No tempo da diligência
As fotografias são imagens congeladas no tempo? Em que sentido elas são documentos históricos? Poderia interpretar um passado através de velhas fotografias mal cuidadas?
Minha continua busca, solitária e independente, de resgatar nossas memórias ruralizadas tem no conceito de Boris Kossoy em seu trabalho “Fotografia e História”, lançado pela Ateliê Editorial, em definir qual o valor, o alcance e os limites das fotografias enquanto meios de conhecimento da cena passada, buscando assim entender nas imagens, sua natureza de um fragmento e registro documental, portador de várias significações. Em síntese, pode dizer tudo ou não definir nada. Assim a fotografia entrou na era das imagens e avanços da tecnologia na qual se propunha os antecessores dos velhos daguerreótipos, uma fotografia que eternizasse o tempo, propondo conceitos e questionamentos de um olhar do passado.
Do ponto de vista da História, a fotografia antiga reflete um tempo não vivido, a sensação de um tempo que nos escapou, não vivenciado, e por vezes tutor de emoções de entendimento e entre o passado e o presente. Talvez seja assim com as fotos da família que jamais serão as mesmas, pois faltará alguém no próximo encontro. A fotografia também nos joga na rua das mágoas e saudades, memória e informação, analise, processos e contingências de acordo com o objeto que estudamos, mas jamais imparcial.
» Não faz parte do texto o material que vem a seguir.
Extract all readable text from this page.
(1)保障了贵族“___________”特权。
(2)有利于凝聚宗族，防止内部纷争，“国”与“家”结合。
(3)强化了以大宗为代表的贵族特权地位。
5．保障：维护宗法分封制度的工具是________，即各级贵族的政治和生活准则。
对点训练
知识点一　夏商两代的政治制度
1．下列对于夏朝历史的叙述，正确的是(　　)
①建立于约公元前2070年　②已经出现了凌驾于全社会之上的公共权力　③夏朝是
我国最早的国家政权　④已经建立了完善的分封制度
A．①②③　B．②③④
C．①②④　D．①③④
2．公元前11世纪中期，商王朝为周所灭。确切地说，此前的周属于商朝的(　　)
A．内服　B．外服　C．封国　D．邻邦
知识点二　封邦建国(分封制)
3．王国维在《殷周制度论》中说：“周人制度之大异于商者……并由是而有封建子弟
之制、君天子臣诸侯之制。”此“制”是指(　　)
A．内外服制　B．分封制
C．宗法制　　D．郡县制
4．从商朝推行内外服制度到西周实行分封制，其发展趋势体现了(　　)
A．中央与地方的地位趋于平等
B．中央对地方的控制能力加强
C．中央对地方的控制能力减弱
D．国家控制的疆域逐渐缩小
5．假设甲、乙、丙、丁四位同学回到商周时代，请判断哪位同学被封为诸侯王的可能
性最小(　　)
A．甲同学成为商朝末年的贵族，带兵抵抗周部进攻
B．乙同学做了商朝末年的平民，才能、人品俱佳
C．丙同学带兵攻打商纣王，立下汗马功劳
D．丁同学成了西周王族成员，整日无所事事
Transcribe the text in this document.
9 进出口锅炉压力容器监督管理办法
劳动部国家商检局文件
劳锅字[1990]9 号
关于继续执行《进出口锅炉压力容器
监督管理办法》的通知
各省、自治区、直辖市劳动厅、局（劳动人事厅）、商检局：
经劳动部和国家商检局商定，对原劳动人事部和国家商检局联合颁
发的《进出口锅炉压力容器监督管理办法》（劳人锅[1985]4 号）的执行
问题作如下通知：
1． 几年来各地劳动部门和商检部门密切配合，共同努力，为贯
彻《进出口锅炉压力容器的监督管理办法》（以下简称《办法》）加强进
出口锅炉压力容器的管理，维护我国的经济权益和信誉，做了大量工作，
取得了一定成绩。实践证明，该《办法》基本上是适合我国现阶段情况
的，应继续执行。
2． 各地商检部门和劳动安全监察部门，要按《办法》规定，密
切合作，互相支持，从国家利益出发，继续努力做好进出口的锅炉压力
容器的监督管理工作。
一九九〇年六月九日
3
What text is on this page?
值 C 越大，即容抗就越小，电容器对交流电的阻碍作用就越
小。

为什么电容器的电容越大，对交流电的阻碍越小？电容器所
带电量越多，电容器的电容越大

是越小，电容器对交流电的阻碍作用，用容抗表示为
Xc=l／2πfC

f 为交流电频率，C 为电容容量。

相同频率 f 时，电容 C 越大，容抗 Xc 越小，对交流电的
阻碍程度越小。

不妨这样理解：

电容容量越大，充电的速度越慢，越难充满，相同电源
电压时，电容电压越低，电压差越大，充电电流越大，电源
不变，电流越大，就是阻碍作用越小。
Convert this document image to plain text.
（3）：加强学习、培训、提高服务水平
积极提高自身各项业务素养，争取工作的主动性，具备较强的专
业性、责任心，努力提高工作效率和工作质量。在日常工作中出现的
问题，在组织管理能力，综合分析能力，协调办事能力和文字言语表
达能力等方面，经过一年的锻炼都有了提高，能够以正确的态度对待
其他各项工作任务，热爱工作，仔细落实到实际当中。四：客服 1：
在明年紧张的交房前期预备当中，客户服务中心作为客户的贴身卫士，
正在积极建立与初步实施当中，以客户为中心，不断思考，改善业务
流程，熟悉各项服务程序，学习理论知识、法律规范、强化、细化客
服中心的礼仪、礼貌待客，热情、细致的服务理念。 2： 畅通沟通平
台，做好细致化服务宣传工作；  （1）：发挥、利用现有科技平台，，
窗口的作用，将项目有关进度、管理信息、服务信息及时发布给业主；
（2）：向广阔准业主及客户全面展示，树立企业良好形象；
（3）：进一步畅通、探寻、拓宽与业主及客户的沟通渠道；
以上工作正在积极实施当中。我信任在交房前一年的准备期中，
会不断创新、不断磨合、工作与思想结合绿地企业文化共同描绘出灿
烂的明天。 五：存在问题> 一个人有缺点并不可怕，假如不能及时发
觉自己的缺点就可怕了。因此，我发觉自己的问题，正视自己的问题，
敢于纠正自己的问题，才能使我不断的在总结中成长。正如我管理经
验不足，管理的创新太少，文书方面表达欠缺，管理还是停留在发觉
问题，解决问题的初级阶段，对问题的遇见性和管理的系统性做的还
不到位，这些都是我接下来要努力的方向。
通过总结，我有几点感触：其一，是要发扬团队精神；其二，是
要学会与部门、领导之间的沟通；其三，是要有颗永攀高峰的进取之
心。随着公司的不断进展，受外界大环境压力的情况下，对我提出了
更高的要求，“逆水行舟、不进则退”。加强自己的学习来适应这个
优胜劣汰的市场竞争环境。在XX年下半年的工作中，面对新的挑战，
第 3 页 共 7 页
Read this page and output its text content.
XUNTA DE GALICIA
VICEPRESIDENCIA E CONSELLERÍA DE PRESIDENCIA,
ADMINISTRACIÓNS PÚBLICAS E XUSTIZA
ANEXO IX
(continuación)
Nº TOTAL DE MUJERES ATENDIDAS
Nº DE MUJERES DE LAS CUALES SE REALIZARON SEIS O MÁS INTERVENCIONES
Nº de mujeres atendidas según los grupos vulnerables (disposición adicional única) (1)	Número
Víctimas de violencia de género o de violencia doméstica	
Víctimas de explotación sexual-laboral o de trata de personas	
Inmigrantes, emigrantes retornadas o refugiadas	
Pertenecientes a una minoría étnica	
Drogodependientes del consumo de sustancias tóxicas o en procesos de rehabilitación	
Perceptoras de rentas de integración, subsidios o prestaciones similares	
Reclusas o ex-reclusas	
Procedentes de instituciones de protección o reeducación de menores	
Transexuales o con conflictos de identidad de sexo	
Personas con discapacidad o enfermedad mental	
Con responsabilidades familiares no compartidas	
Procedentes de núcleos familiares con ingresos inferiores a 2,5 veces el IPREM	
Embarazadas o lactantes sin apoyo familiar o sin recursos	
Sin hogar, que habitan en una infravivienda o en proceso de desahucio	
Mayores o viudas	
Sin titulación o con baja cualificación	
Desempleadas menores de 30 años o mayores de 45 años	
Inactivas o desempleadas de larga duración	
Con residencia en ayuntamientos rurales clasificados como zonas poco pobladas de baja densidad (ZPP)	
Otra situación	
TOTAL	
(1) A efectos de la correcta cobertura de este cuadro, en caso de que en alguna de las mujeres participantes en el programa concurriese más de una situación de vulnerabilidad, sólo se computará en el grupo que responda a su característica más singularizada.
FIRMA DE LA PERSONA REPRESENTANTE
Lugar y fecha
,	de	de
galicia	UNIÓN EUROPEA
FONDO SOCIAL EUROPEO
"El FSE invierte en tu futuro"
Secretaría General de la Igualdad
Henri Cartier Bresson define estas experiências algo como instantes decisivos, ou seja, o momento entre a cena e o momento do registro para tornar-se um tempo alongado.
Pegamos a diligência que fazia a linha Vila da Quinta – Santa Vitória do Palmar nos fins dos anos de 1890 da Empresa de transportes de Quintino Machado e Manuel Cunha. Viajamos no tempo, um cenário desconhecido e caminhos imaginários, ainda mais quando comparamos com o tempo de 2 horas de hoje com o modesto 7 dias daqueles tempos para percorrer o trajeto. Mas têm coisas que a fotografia não diz. Podemos ter todo o contingente teórico para analise, mas vai faltar o sentimento não explicito do real. Podemos ter o vestuário, o rosto, a imagem cognitiva, o tipo de papel, a construção ou como diria Roberto Frank, seria o momento que o fotógrafo revela o equilíbrio e surpreende a realidade desprevenida.
Então a viagem começa. Como era longo o percurso, havia os “paradouros”, pequenas acolhidas que às vezes no pernoite viravam hotéis de campanha. Havia as trocas de parelhas das mulas, refeições, banhos e entregas das correspondências entre os 200 quilômetros a percorrer. Havia as cheias da Lagoa Mirim em uma poção de terras planas, sem declives acentuados em sua extensão e ampliados ao longo horizonte, um olhar indagativo quanto à possibilidade de transitar de um modo seguro. As areias se perpetuaram a milhares de anos, anulam o trânsito na temporada da seca, mas castigam a circulação quando a chuva mergulha nos verdes dos campos, formando lagos solitário e rumos incertos. O cocheiro, guia da diligência, e o sino anunciavam no desbravar da campanha a esperança perdida na imensidão do pampa como a sensação do silêncio como um dia teve Auguste de Saint-Hilaire na sua viagem ao Rio Grande do Sul em 1821.
Assim é a fotografia. Um ponto de interrogação, ruptura que abandona o modo memorialístico, saudosista para tornar-se tentação de sonhos visuais e indagações provocativas do tempo presente onde as diligências nem existem mais.